Oregon forecasters say the state is in line for a huge boost in its government revenue. But much of that is a statistical artifact from the pandemic years, columnist Tim Nesbitt says. (Tim Carpenter/Kansas Reflector)
Oregon may be near the bottom of all 50 states in some troubling categories, such as K-12 test scores and children’s mental health care. But it looks like we’ll be Number One when it comes to how much more revenue state government will have to spend in its next budget period.
Oregon’s state economist delivered another blockbuster revenue forecast in late February, projecting an increase in General Fund revenues of 29% in the next two-year budget period. This will give lawmakers a total of $8 billion in new money to spend above the nearly $28 billion that supports existing programs.
How real is this?
By comparison, Washington state is forecasting an increase of just over 7% in its next two-year budget, and California is trumpeting a one-year increase of just over 9%. New York projects a 7% year-over-year increase. I can’t find any state with anything close to Oregon’s growth in general revenues.
And, here’s another reality check: Oregonians’ incomes have risen by 6% annually, 12% over the past two years, and are expected to barely maintain that pace going forward. So how can the state’s General Fund, largely dependent on personal income taxes, be generating revenues at more than twice that rate?
The answer is that the new revenues projected for the next biennium reflect growth in personal incomes over the prior four years. The bulk of these new revenues comes from stepped up household income growth that began in 2021, most of which was refunded to taxpayers in 2024 and is now making its way into state coffers for the first time as spendable revenue in 2025-27.
Yes, I’m talking about the kicker, the refund Oregon taxpayers get if revenue comes in much higher than expected.
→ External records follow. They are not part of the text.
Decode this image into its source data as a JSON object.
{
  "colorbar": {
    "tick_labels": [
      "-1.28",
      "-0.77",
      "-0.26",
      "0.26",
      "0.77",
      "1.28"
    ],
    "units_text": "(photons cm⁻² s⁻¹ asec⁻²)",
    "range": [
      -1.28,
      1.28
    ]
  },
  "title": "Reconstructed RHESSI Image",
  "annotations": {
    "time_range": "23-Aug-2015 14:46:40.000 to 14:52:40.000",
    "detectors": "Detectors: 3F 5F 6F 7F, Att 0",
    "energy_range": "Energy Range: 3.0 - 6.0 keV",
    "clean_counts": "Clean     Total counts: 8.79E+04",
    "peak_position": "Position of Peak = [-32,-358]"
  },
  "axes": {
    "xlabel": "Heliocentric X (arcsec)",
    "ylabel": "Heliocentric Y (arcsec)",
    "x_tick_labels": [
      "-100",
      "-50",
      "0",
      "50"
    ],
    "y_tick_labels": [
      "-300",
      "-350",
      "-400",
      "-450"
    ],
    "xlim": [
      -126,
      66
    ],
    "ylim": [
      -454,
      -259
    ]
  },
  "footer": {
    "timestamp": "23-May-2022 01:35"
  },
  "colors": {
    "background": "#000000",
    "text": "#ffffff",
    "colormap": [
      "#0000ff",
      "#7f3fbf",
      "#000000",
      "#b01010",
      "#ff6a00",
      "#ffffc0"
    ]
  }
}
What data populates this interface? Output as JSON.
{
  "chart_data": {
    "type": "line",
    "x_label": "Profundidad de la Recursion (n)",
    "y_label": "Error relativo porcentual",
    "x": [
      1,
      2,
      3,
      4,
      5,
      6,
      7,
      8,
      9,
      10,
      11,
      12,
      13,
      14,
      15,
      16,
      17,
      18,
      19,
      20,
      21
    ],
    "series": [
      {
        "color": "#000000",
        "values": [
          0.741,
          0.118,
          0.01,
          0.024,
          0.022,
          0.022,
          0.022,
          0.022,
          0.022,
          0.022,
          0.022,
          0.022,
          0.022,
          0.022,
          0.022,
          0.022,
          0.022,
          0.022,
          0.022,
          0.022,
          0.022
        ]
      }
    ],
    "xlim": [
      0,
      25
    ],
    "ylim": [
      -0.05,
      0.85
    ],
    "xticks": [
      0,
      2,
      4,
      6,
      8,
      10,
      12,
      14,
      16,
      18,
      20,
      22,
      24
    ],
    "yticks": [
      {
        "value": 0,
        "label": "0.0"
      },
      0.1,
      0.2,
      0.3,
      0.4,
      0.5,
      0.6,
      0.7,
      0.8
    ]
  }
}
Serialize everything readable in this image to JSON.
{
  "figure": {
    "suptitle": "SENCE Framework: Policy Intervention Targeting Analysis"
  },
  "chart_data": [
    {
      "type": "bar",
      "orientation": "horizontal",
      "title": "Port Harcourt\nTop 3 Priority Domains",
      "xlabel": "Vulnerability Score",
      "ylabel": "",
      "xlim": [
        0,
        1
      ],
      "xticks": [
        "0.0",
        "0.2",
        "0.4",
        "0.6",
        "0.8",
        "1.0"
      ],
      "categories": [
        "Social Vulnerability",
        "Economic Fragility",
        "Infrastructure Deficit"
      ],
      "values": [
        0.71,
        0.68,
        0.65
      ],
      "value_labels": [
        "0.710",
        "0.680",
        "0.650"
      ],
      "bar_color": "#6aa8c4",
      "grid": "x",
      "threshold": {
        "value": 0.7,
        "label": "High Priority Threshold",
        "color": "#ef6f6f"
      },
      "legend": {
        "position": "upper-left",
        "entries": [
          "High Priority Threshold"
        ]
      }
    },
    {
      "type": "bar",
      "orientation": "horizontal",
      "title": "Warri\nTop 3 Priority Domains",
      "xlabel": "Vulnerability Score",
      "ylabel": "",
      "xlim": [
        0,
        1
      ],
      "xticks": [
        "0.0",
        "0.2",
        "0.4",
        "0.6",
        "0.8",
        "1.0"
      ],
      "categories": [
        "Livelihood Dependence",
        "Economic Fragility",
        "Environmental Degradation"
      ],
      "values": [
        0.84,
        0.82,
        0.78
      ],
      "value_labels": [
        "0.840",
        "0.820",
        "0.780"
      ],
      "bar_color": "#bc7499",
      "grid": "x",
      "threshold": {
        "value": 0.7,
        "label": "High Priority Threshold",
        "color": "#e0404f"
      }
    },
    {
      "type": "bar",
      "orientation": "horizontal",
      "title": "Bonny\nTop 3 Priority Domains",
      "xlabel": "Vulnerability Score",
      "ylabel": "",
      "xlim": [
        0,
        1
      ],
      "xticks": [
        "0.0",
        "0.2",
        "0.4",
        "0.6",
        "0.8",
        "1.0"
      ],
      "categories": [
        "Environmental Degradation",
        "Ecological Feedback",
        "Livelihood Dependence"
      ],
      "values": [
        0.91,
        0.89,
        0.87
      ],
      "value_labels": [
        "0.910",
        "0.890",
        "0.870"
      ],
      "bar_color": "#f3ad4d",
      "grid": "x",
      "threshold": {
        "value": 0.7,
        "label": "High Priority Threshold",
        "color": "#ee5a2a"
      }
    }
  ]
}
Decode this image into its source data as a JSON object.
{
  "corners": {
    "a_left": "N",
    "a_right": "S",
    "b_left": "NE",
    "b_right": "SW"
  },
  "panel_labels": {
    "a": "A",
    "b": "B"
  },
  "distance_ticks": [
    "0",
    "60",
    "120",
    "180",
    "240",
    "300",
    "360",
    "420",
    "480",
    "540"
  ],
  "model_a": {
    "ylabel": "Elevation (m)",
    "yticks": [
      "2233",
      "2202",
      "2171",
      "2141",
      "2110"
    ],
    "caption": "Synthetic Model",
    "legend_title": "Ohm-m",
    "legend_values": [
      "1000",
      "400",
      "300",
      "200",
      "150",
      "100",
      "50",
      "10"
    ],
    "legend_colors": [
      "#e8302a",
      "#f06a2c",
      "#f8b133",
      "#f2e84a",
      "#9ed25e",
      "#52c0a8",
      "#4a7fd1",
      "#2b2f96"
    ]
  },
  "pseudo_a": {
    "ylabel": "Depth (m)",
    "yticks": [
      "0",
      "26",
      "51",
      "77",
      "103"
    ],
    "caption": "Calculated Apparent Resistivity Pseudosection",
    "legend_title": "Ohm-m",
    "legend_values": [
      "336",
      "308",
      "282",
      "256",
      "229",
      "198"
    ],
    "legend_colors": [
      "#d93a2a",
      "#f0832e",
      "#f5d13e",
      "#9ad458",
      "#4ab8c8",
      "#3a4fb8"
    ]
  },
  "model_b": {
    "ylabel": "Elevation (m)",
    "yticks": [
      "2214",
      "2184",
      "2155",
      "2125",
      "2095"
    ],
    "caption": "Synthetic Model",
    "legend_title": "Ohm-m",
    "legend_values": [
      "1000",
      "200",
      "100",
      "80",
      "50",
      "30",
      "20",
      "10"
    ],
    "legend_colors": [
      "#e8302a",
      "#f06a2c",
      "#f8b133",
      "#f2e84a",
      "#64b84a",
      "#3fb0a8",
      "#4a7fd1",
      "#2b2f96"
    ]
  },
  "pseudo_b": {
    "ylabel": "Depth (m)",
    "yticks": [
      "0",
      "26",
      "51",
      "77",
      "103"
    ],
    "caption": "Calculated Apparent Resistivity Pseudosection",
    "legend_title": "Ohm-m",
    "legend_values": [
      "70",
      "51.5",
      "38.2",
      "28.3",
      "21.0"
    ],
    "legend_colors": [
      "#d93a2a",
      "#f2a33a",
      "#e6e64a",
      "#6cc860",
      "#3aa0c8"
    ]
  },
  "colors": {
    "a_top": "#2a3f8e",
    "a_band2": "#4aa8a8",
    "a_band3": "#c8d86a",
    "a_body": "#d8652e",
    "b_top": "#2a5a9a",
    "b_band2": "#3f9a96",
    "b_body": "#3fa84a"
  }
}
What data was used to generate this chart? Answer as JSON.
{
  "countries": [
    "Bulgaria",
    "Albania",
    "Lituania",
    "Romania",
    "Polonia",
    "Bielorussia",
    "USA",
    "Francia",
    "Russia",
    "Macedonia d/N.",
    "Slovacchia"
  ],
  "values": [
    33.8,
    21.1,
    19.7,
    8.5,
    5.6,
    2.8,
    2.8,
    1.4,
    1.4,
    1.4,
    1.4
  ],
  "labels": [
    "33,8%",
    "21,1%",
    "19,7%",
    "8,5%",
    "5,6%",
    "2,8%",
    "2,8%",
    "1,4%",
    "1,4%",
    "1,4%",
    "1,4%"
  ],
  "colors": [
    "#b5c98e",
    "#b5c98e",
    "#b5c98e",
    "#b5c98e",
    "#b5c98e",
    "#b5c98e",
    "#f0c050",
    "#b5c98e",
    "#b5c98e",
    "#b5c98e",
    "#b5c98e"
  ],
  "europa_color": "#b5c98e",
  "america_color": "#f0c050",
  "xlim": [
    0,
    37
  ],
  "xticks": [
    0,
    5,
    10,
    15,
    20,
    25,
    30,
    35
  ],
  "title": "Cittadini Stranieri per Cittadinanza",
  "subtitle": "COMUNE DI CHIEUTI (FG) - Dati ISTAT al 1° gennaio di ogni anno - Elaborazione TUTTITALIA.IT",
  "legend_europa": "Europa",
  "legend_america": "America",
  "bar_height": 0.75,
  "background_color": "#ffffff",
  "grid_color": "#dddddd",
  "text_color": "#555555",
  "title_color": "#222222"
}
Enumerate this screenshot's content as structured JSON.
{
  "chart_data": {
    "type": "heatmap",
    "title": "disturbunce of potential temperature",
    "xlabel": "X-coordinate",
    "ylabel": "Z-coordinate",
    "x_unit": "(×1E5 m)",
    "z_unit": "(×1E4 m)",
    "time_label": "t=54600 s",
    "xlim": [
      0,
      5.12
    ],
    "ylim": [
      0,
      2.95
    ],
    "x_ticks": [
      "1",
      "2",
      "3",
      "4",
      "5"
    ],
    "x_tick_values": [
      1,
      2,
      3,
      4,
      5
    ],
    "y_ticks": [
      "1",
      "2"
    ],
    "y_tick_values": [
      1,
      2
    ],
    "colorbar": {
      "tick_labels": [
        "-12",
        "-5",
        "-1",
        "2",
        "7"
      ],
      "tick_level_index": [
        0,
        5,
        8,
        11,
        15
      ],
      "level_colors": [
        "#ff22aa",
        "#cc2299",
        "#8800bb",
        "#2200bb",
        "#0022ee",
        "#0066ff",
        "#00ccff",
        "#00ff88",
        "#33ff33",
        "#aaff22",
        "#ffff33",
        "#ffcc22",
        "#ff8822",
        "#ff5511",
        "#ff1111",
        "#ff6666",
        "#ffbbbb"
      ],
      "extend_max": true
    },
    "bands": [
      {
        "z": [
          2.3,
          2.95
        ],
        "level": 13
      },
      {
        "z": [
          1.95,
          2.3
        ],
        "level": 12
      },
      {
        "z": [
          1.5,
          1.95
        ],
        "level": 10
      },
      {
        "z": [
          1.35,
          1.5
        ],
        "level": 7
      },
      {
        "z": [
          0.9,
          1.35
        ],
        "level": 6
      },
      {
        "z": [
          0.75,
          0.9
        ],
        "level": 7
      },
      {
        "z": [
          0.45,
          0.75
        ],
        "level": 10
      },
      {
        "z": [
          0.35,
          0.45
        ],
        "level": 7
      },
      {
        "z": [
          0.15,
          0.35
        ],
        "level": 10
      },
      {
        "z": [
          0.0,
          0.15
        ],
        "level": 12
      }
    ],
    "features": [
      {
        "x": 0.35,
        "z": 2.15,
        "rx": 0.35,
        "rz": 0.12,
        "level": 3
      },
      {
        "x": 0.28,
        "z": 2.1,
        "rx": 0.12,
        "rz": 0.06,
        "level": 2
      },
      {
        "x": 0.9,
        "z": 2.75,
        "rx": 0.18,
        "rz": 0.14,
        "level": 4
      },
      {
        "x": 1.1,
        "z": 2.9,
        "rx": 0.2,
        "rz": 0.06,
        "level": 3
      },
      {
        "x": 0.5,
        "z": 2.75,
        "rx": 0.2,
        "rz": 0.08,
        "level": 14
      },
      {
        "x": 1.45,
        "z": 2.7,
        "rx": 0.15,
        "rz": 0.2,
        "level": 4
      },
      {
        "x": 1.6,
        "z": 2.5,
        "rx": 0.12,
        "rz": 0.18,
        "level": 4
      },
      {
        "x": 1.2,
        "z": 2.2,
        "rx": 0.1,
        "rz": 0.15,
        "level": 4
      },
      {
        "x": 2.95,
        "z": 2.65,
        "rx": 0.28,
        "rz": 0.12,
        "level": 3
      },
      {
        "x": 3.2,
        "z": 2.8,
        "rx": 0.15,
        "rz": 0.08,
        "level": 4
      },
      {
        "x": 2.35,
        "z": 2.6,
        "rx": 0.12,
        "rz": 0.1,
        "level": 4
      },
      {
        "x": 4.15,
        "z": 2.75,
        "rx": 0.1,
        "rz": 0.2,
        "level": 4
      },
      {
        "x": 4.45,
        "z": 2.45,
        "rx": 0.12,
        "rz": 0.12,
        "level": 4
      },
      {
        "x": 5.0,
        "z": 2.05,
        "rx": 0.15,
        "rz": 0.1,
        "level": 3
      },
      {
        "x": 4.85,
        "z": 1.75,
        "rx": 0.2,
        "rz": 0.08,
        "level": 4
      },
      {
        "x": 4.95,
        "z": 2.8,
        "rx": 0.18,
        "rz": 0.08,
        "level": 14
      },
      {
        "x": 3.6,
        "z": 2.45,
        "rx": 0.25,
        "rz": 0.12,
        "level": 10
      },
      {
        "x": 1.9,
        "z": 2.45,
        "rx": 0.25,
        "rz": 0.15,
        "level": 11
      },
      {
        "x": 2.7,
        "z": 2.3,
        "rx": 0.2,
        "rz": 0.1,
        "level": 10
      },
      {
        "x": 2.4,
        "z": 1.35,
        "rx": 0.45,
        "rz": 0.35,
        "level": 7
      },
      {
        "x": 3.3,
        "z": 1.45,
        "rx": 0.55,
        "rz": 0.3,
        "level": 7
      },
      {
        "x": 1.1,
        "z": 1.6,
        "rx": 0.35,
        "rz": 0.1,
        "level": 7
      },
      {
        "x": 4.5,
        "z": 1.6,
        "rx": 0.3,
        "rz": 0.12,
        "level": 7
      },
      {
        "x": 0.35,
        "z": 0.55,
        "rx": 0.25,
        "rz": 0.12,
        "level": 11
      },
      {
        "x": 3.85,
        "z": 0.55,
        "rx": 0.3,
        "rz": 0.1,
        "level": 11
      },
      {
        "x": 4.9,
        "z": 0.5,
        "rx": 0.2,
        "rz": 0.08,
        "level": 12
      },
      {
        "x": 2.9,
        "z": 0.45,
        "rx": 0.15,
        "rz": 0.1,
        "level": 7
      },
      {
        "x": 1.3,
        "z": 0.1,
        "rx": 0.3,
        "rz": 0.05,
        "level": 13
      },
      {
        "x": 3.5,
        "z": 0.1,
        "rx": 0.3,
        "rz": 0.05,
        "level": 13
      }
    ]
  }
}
Most of us who filed taxes last year got a portion of the unexpected $5 billion that was collected from recovering household incomes in 2021-23 and generated the largest kicker in Oregon history. The kicker was real money for us, even though it came as a credit on taxes owed rather than cash in our pockets.
But, for the state, it was money in and money out of the budget that never registered as part of the state’s revenue baseline.
Because of that kicker-induced, artificially-low revenue level in the current budget, it might look like the state is enjoying a revenue surge that can sustain higher levels of spending going forward. But the reality is that most of the new revenue forecasted for the next budget period is catch-up money from earlier gains in household incomes. Some $5 billion of the $8 billion is due to revenues from personal incomes that rose to record levels in the past four years but was siphoned off in last year’s kicker.
That 29% growth in revenue? It was years in the making – and will be two short years in its ending. After this one-time acceleration in tax receipts, even if all goes well in the larger economy, Oregon’s General Fund will still face a yellow flag down the track.
Revenues will be slowing to the more modest ongoing pace seen in our neighboring states and our own personal income growth of 5-6% a year through the end of this decade.
This is the challenge for the Legislature’s budget writers. Topline numbers of the kind released last month can give advocates for public service spending a false sense of abundance. They have compelling cases for be made for boosting funds for schools, early childhood programs and mental health care in particular.
But if lawmakers raise ongoing spending above 5-6% a year, or above $3 billion in the next budget period, they’ll be creating an unsustainable spending trajectory.
We learned a hard lesson in the late 1990s and 2000s, when a strongly growing economy generated both kicker refunds for taxpayers and rising revenues for the state’s budget, which later collapsed in the wake of two recessions and forced deep cuts in services thereafter.
Since then, lawmakers did a good job of building up reserves to weather economic downturns in the future. But what we’re facing now is a perfect storm of politically-created fiscal and economic crises, which states and their local governments have not had to deal with in our lifetimes.
The storm clouds darkened over the past few weeks, with the federal budget framework adopted by Republicans in the U.S. House of Representatives and the continuing chain-sawing of the federal workforce led by Elon Musk.
This is not to concede what is still to be contested. But the threats of federal cuts in funding for Medicaid, education and other vital state programs are real, and are likely to force states to struggle to sustain what they have in place before committing to new, ongoing funding levels that would have been hard to keep going, even in steadier times.
Thankfully for Oregon, there is a lot that can be done with an extra $5 billion to weather the political stormfront on the horizon. Just not yet, and not all at once.